Since the 1960’s, it’s fair to say that in most categories, products and services have become commoditized, meaning that differentiation has become extremely difficult. So products essentially look and smell the same. And it is very hard to win on price or product characteristics alone. The result has been that customer experience management, and specifically customer service, have become an important brand-defining element. A 2009 study of over 860 corporate executives indicated that companies that increased their investment in customer experience management over the past three years report higher customer referral rates and customer satisfaction (Strativity Group, 2009).

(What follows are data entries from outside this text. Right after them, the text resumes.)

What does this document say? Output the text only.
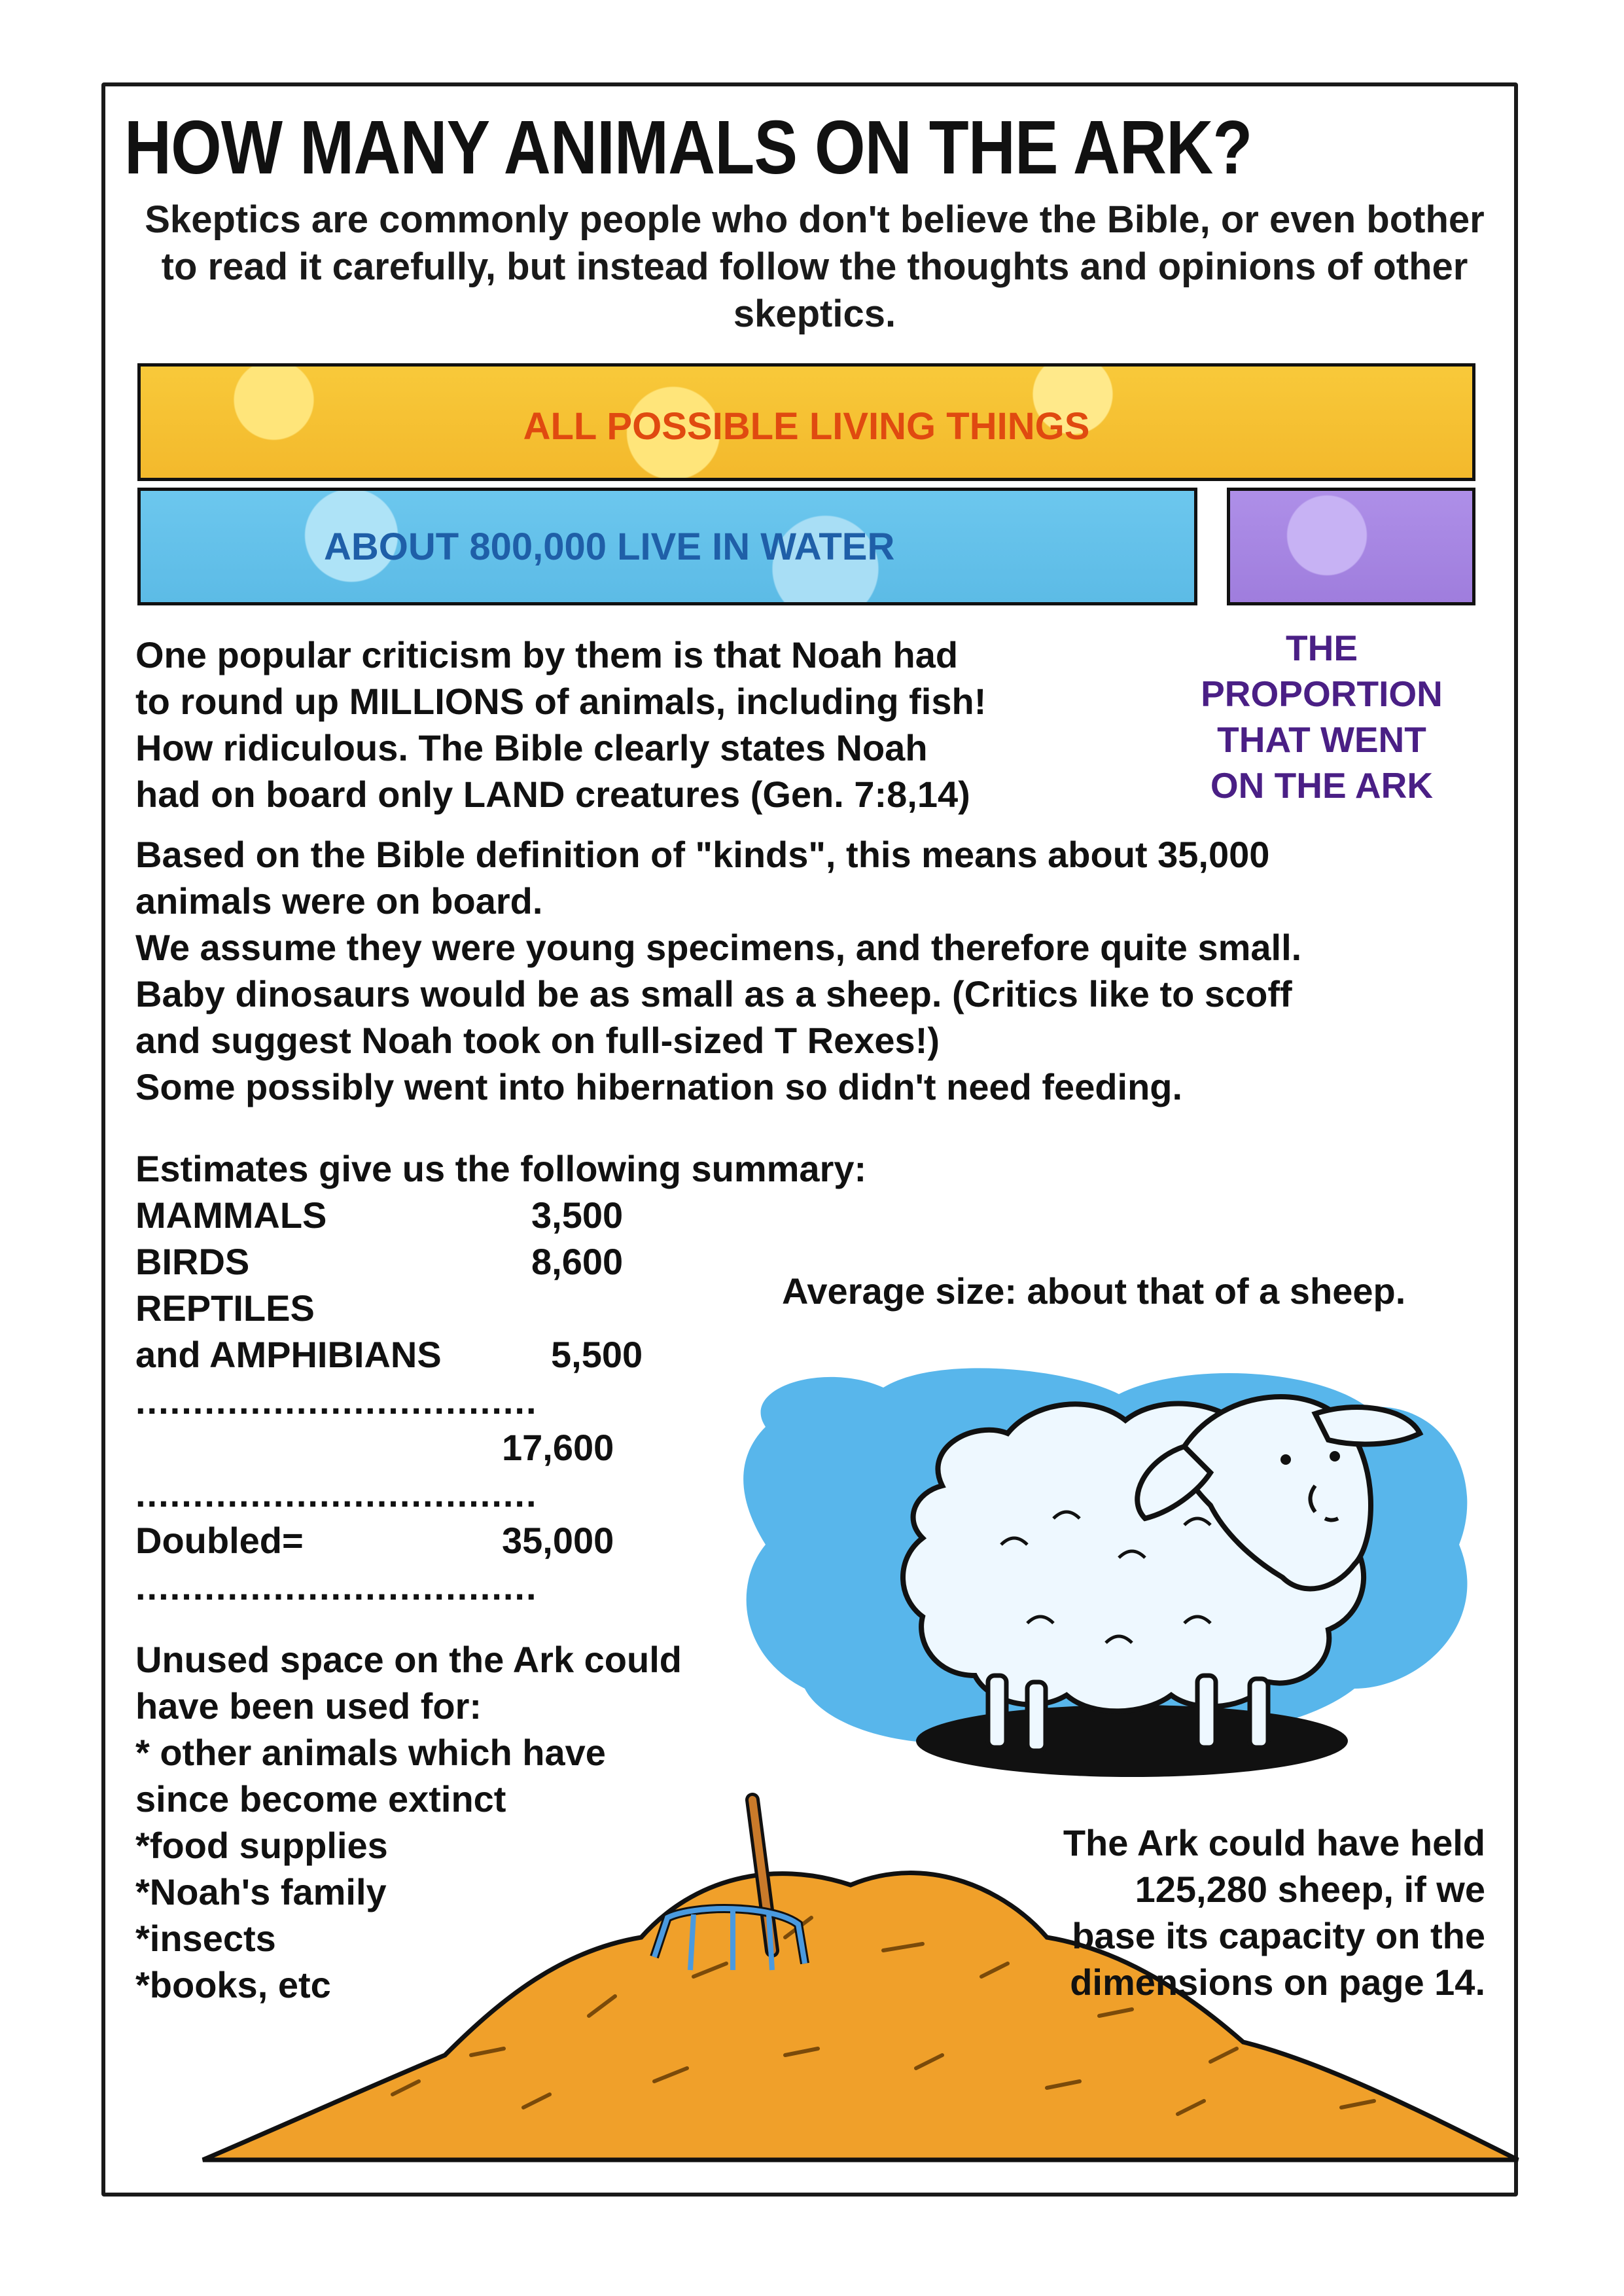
HOW MANY ANIMALS ON THE ARK?
Skeptics are commonly people who don't believe the Bible, or even bother to read it carefully, but instead follow the thoughts and opinions of other skeptics.
ALL POSSIBLE LIVING THINGS
ABOUT 800,000 LIVE IN WATER
THE
PROPORTION
THAT WENT
ON THE ARK
One popular criticism by them is that Noah had
to round up MILLIONS of animals, including fish!
How ridiculous. The Bible clearly states Noah
had on board only LAND creatures (Gen. 7:8,14)
Based on the Bible definition of "kinds", this means about 35,000
animals were on board.
We assume they were young specimens, and therefore quite small.
Baby dinosaurs would be as small as a sheep. (Critics like to scoff
and suggest Noah took on full-sized T Rexes!)
Some possibly went into hibernation so didn't need feeding.
Estimates give us the following summary:
MAMMALS	3,500
BIRDS	8,600
REPTILES
and AMPHIBIANS	5,500
...................................
17,600
...................................
Doubled=	35,000
...................................
Average size: about that of a sheep.
The Ark could have held
125,280 sheep, if we
base its capacity on the
dimensions on page 14.
Unused space on the Ark could
have been used for:
* other animals which have
since become extinct
*food supplies
*Noah's family
*insects
*books, etc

While smart companies have been thinking about the ‘customer experience’, it was formally introduced in a 1998 Harvard Business Review article written by Pine and Gilmore. They identified that it was the engaging experiences that made businesses successful. So marketers have been more formally discussing the customer experience for over a decade. But two things have impacted delivering the good old personal customer service that we yearn for – the drive for lower costs and the rapid growth of technology.
There is a lot of data to support the relationship of good customer service to growing a business. But what companies have overlooked is the role of the human, real-time interaction in building that relationship. They have let lower-cost automation trump human contact.
Think of it this way. The benefits of a very strong brand-building relationship comes in the form of a) not losing the customer and keeping a relationship for multiple purchases, but also b) getting referrals from a converted customer who becomes a brand advocate.
More than ever, smart companies should revisit the larger investment benefit of stronger customer relationships, and not the cost efficiency of automation. It’s not right for every business, but it could be extremely powerful way to differentiate a brand for many. In fact, it may be the only way to differentiate.
Do you agree that a human interaction would be better than an automated voice in some instances?